Several administration officials told the Times that the administration could now agree to a U.N. Security Council resolution promoting a two-state solution requiring Israel to give up land it captured in the 1967 Six Day War with several mutually agreed territorial adjustments.

“The premise of our position internationally has been to support direct negotiations between the Israelis and the Palestinians,” a senior White House official was quoted as saying. “We are now in a reality where the Israeli government no longer supports direct negotiations. Therefore we clearly have to factor that into our decisions going forward.”

Administration officials told the Times that Kerry and the Pentagon will now on be in charge of managing the U.S.-Israel relationship.

“The president is a pretty pragmatic person and if he felt it would be useful, he will certainly engage,” a senior administration official said. “But he’s not going to waste his time.”

Unnamed U.S. officials were quoted in Politico saying that the Obama administration was revisiting its longtime role as a shield for Israel in the face of international pressure in response to Netanyahu’s campaign statements.

“The positions taken by the prime minister in the last days of the campaign have raised very significant substantive questions that go far beyond just optics,” a senior administration official said. “We are signaling that if the Israeli government’s position is no longer to pursue a Palestinian state, we’re going to have to broaden the spectrum of options we pursue going forward."

Foreign Policy reported that the U.S. told its diplomatic partners shortly before the Israeli election that it would not make any move at the U.N., which would put Israel on the defensive, in the event that Netanyahu’s political challenger, Isaac Herzog won.

At the same time, Foreign Policy reported, U.S. officials were amenable to considering a resolution in the event Netanyahu was re-elected and formed a right-wing government, which is the coalition Netanyahu is most actively pursuing following the vote.

State Department spokeswoman Jen Psaki would not say Wednesday whether the U.S. would alter its traditional role of defending Israel at the U.N.

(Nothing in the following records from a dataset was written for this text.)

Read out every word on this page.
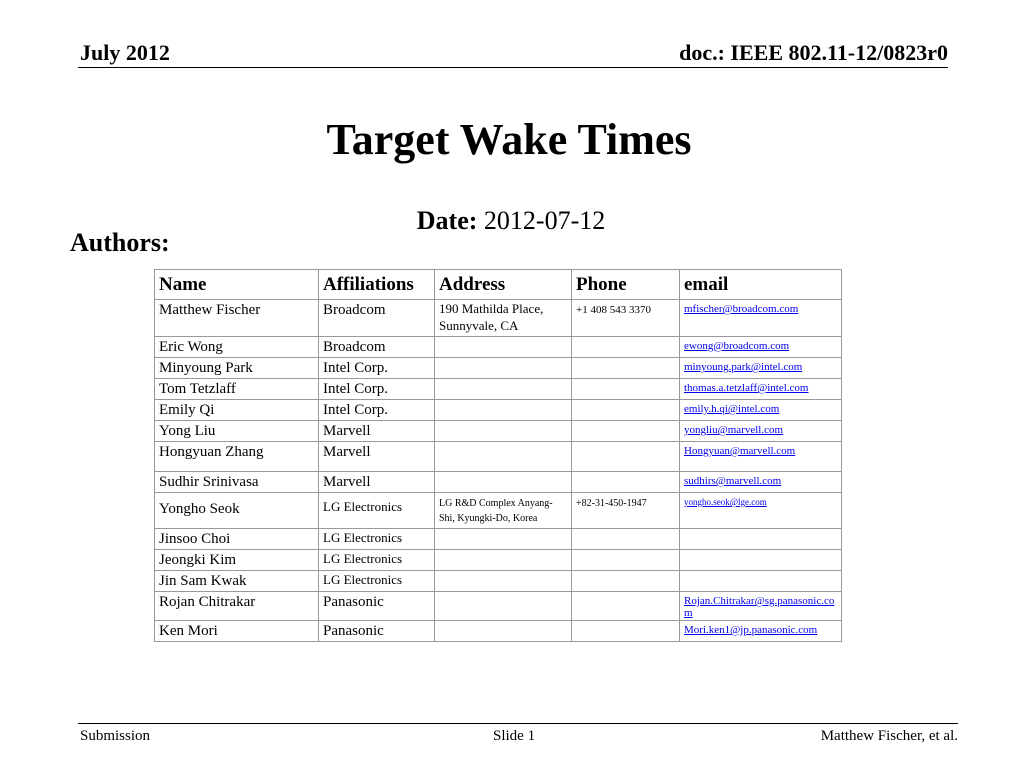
July 2012	doc.: IEEE 802.11-12/0823r0
Target Wake Times
Date: 2012-07-12
Authors:
Name	Affiliations	Address	Phone	email
Matthew Fischer	Broadcom	190 Mathilda Place, Sunnyvale, CA	+1 408 543 3370	mfischer@broadcom.com
Eric Wong	Broadcom			ewong@broadcom.com
Minyoung Park	Intel Corp.			minyoung.park@intel.com
Tom Tetzlaff	Intel Corp.			thomas.a.tetzlaff@intel.com
Emily Qi	Intel Corp.			emily.h.qi@intel.com
Yong Liu	Marvell			yongliu@marvell.com
Hongyuan Zhang	Marvell			Hongyuan@marvell.com
Sudhir Srinivasa	Marvell			sudhirs@marvell.com
Yongho Seok	LG Electronics	LG R&D Complex Anyang-Shi, Kyungki-Do, Korea	+82-31-450-1947	yongho.seok@lge.com
Jinsoo Choi	LG Electronics			
Jeongki Kim	LG Electronics			
Jin Sam Kwak	LG Electronics			
Rojan Chitrakar	Panasonic			Rojan.Chitrakar@sg.panasonic.com
Ken Mori	Panasonic			Mori.ken1@jp.panasonic.com
Submission	Slide 1	Matthew Fischer, et al.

“We’re not going to prejudge any decision about what the United States may do at the U.N.,” Psaki told reporters. “Given the prime minister’s comments, we’re in a position going forward where we will be evaluating our approach with regard to how best to achieve a two-state solution."

“Our position remains that we continue to believe that the preferred path to resolve this conflict is for the parties to reach an agreement on final status issues directly,” she said. “Certainly, while that’s been our position, obviously the prime minister’s position has changed.”

The New York Times reported that the Israeli elections were “watched minute-by-minute at the White House.”

The Blaze's Pete Kasperowicz contributed to this report.